Hence the excitement over the toppers!!
…for values
Most folks today wouldn’t remember, but there was a time when all Guyanese “recycled”: not just their soda (“sweet drinks”?) bottles but also rum bottles – which at that time outnumbered the former! The recycling drive didn’t come from any Government pushing “environmentalism”, but from the mundane fact it was cheaper for the “beverage industry” to pay folks to return the glass bottles than to buy new ones!
With the advent of plastic bottles, these cost so little it ain’t worth the while for manufacturers to purchase empties. And this practice resulted in the non-biodegradable plastic bottles polluting the environment as it presently does – including clogging canals!. But in the US, they’ve solved the problem by mandating a five-cent consumer deposit on beverage bottles – redeemable when the bottle is returned!

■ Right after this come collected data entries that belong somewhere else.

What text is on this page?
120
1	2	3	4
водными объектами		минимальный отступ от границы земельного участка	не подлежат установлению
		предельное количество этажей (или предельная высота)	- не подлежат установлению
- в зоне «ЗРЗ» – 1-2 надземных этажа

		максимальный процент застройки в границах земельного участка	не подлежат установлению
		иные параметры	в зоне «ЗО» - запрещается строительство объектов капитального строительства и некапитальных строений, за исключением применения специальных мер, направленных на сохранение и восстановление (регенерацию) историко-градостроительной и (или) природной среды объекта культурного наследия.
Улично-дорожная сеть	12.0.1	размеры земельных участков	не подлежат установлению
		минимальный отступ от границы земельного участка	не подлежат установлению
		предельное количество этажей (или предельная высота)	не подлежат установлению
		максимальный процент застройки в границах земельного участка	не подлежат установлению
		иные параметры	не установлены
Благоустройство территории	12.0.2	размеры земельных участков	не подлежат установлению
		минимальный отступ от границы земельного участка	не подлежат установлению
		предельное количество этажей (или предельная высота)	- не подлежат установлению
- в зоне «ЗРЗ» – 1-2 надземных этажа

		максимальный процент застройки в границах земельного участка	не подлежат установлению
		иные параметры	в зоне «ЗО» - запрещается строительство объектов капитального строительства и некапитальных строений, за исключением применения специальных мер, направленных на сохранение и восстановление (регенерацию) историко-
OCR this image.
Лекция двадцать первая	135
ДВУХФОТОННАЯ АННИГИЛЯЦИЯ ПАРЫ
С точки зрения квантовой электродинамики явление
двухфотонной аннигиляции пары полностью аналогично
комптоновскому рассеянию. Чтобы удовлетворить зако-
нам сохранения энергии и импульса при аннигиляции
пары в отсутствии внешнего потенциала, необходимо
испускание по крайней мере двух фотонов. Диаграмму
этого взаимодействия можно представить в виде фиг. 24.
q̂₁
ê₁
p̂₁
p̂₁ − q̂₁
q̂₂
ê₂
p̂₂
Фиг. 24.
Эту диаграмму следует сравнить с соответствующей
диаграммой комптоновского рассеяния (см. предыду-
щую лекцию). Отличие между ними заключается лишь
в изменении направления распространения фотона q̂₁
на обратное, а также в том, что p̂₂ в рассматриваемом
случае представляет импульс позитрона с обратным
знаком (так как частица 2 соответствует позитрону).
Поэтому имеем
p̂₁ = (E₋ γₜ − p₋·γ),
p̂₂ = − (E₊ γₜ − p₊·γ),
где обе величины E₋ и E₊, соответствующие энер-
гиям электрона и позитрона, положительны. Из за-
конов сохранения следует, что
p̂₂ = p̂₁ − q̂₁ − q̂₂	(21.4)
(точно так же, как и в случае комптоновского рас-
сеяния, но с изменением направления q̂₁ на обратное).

With the slogan “Don’t trash ‘em – cash ‘em!”, their environmental problems were solved. There the purchasers have to place the plastic bottles in “recycle bags”!! And those dumped in garbage bins in the streets are collected by scavengers – for the return of five cents!!!!
…road smarts?
Last night your Eyewitness encountered a Policeman directing traffic at a roundabout!! Doesn’t this destroy the whole point? Your Eyewitness believes ALL drivers ought to have a one-week refresher course on roundabout protocols!!